Mr Greenholtz’s choler returned.

‘Why the hell should I give you a reference?’ he demanded wrathfully.

‘It’s usual,’ said Victoria.

Mr Greenholtz drew a piece of paper towards him and scrawled a few lines. He shoved it towards her.

‘That do for you?’

Miss Jones has been with me two months as a shorthand typist. Her shorthand is inaccurate and she cannot spell. She is leaving owing to wasting time in office hours.

Victoria made a grimace.

‘Hardly a recommendation,’ she observed.

‘It wasn’t meant to be,’ said Mr Greenholtz.

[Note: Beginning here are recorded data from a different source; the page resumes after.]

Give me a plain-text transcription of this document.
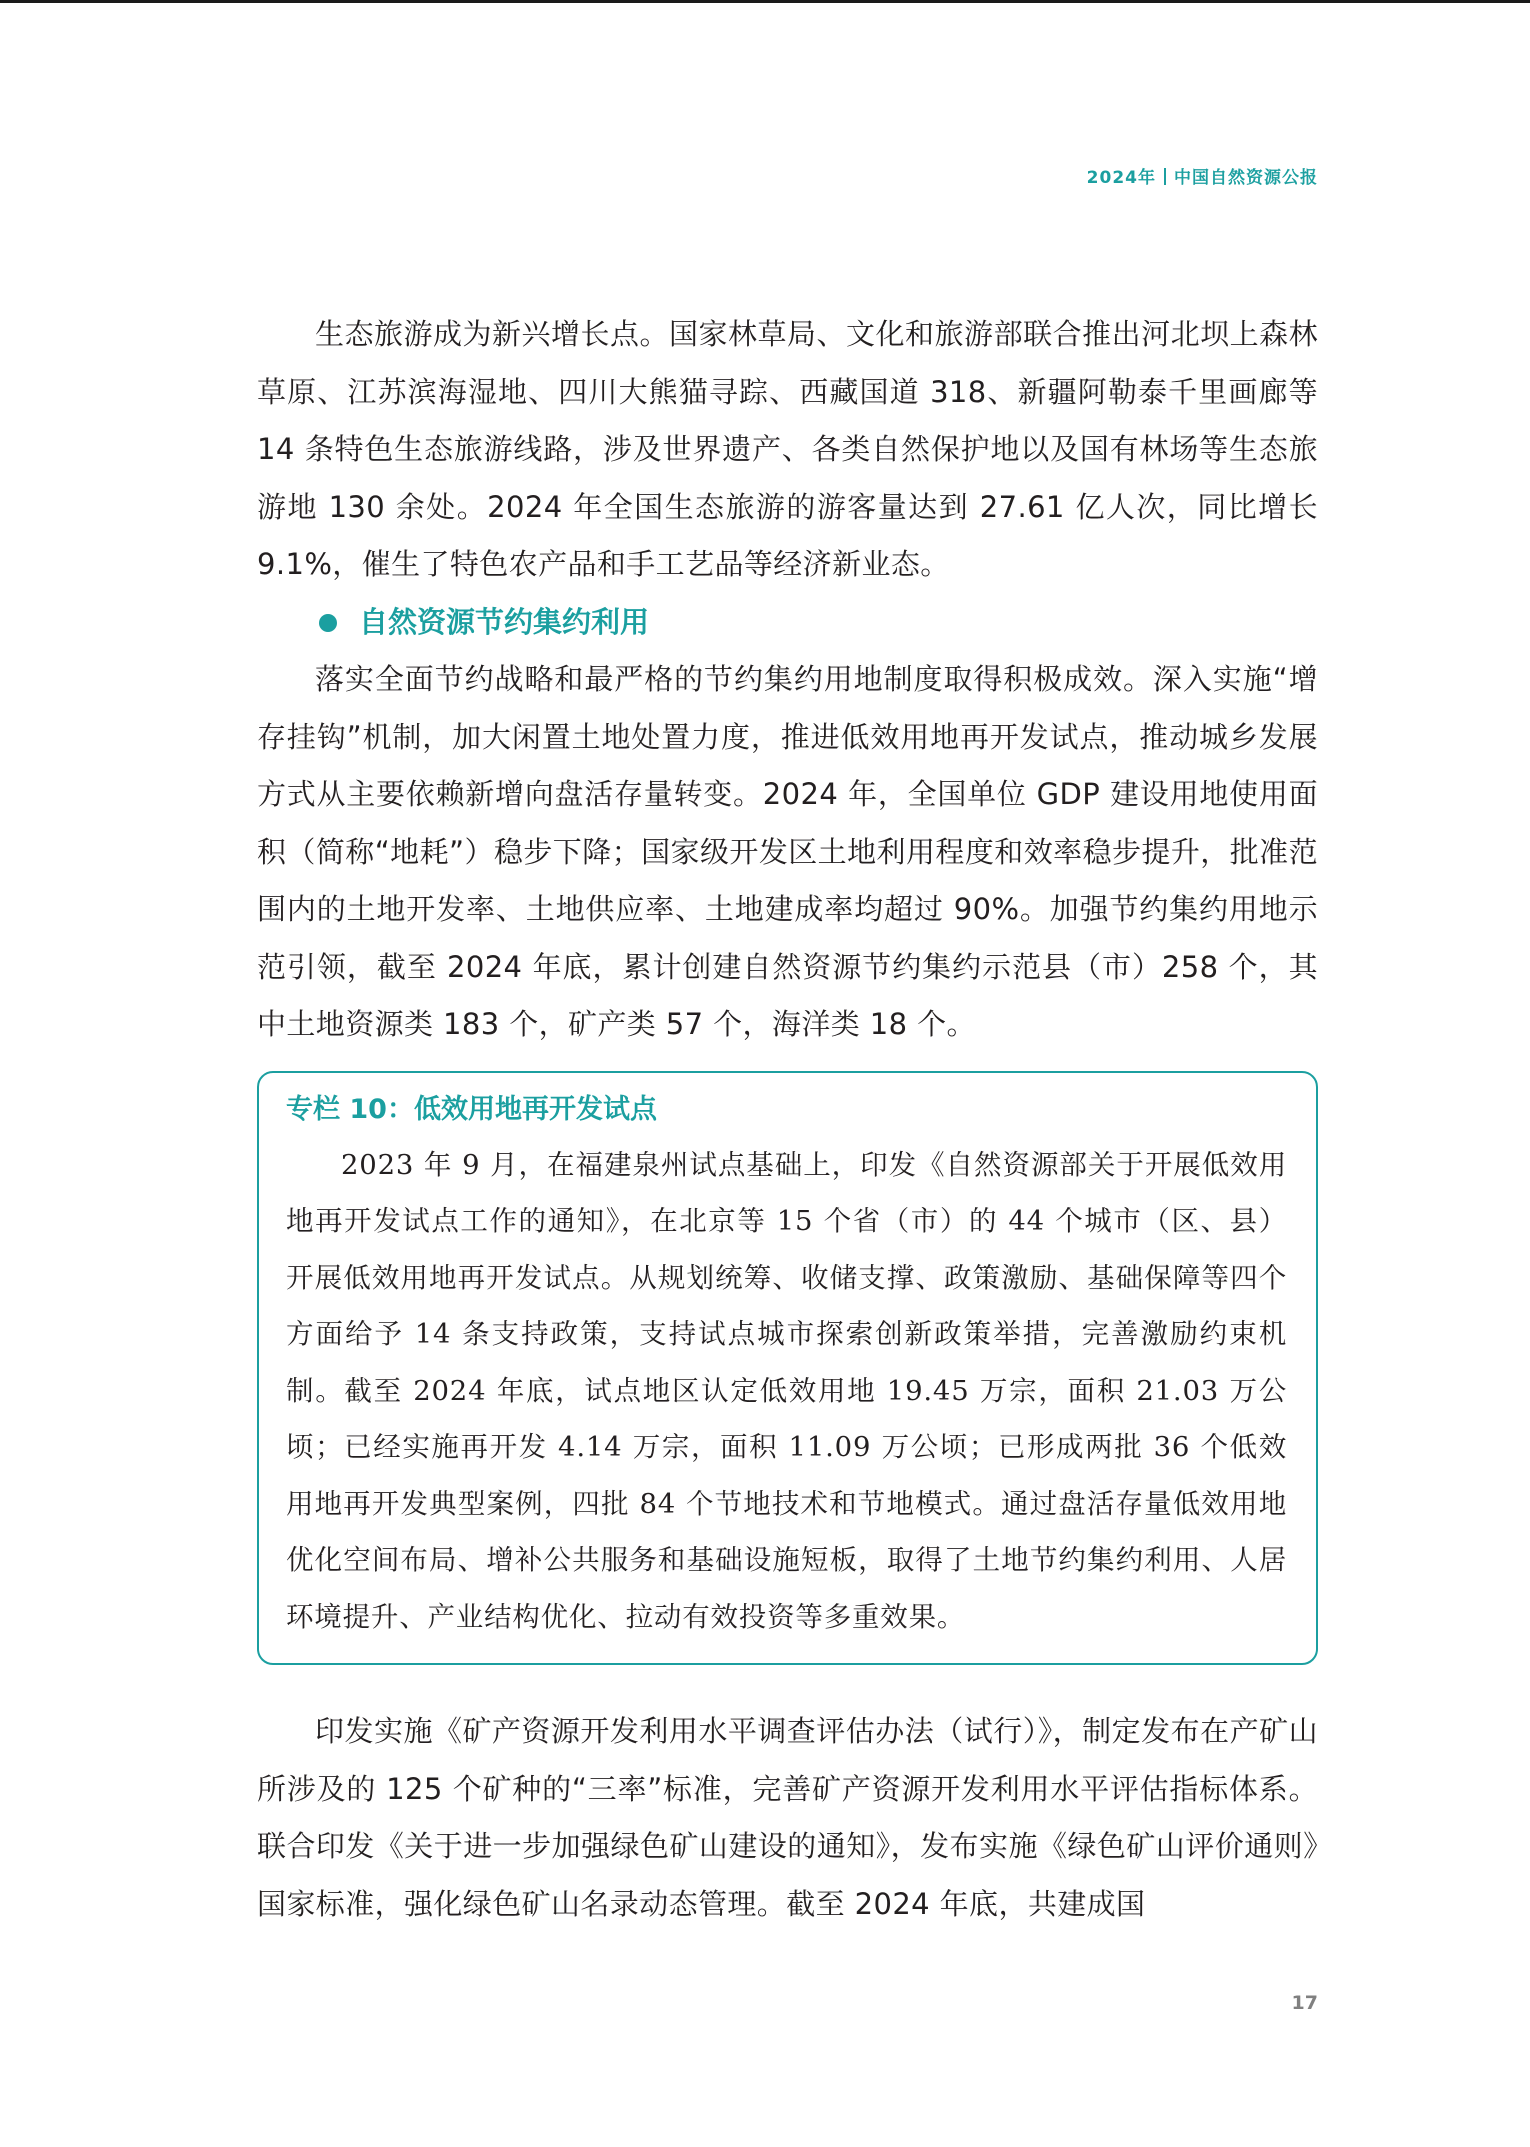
2024年 中国自然资源公报

生态旅游成为新兴增长点。国家林草局、文化和旅游部联合推出河北坝上森林草原、江苏滨海湿地、四川大熊猫寻踪、西藏国道 318、新疆阿勒泰千里画廊等 14 条特色生态旅游线路，涉及世界遗产、各类自然保护地以及国有林场等生态旅游地 130 余处。2024 年全国生态旅游的游客量达到 27.61 亿人次，同比增长 9.1%，催生了特色农产品和手工艺品等经济新业态。

自然资源节约集约利用

落实全面节约战略和最严格的节约集约用地制度取得积极成效。深入实施“增存挂钩”机制，加大闲置土地处置力度，推进低效用地再开发试点，推动城乡发展方式从主要依赖新增向盘活存量转变。2024 年，全国单位 GDP 建设用地使用面积（简称“地耗”）稳步下降；国家级开发区土地利用程度和效率稳步提升，批准范围内的土地开发率、土地供应率、土地建成率均超过 90%。加强节约集约用地示范引领，截至 2024 年底，累计创建自然资源节约集约示范县（市）258 个，其中土地资源类 183 个，矿产类 57 个，海洋类 18 个。

专栏 10：低效用地再开发试点

2023 年 9 月，在福建泉州试点基础上，印发《自然资源部关于开展低效用地再开发试点工作的通知》，在北京等 15 个省（市）的 44 个城市（区、县）开展低效用地再开发试点。从规划统筹、收储支撑、政策激励、基础保障等四个方面给予 14 条支持政策，支持试点城市探索创新政策举措，完善激励约束机制。截至 2024 年底，试点地区认定低效用地 19.45 万宗，面积 21.03 万公顷；已经实施再开发 4.14 万宗，面积 11.09 万公顷；已形成两批 36 个低效用地再开发典型案例，四批 84 个节地技术和节地模式。通过盘活存量低效用地优化空间布局、增补公共服务和基础设施短板，取得了土地节约集约利用、人居环境提升、产业结构优化、拉动有效投资等多重效果。

印发实施《矿产资源开发利用水平调查评估办法（试行）》，制定发布在产矿山所涉及的 125 个矿种的“三率”标准，完善矿产资源开发利用水平评估指标体系。联合印发《关于进一步加强绿色矿山建设的通知》，发布实施《绿色矿山评价通则》国家标准，强化绿色矿山名录动态管理。截至 2024 年底，共建成国

17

‘I think,’ said Victoria, ‘that you ought at least to say I’m honest, sober and respectable. I am, you know. And perhaps you might add that I’m discreet.’

‘Discreet?’ barked Mr Greenholtz.

Victoria met his gaze with an innocent stare.

‘Discreet,’ she said gently.

Remembering sundry letters taken down and typed by Victoria, Mr Greenholtz decided that prudence was the better part of rancour.

He snatched back the paper, tore it up and indited a fresh one.

Miss Jones has been with me for two months as a shorthand typist. She is leaving owing to redundancy of office staff.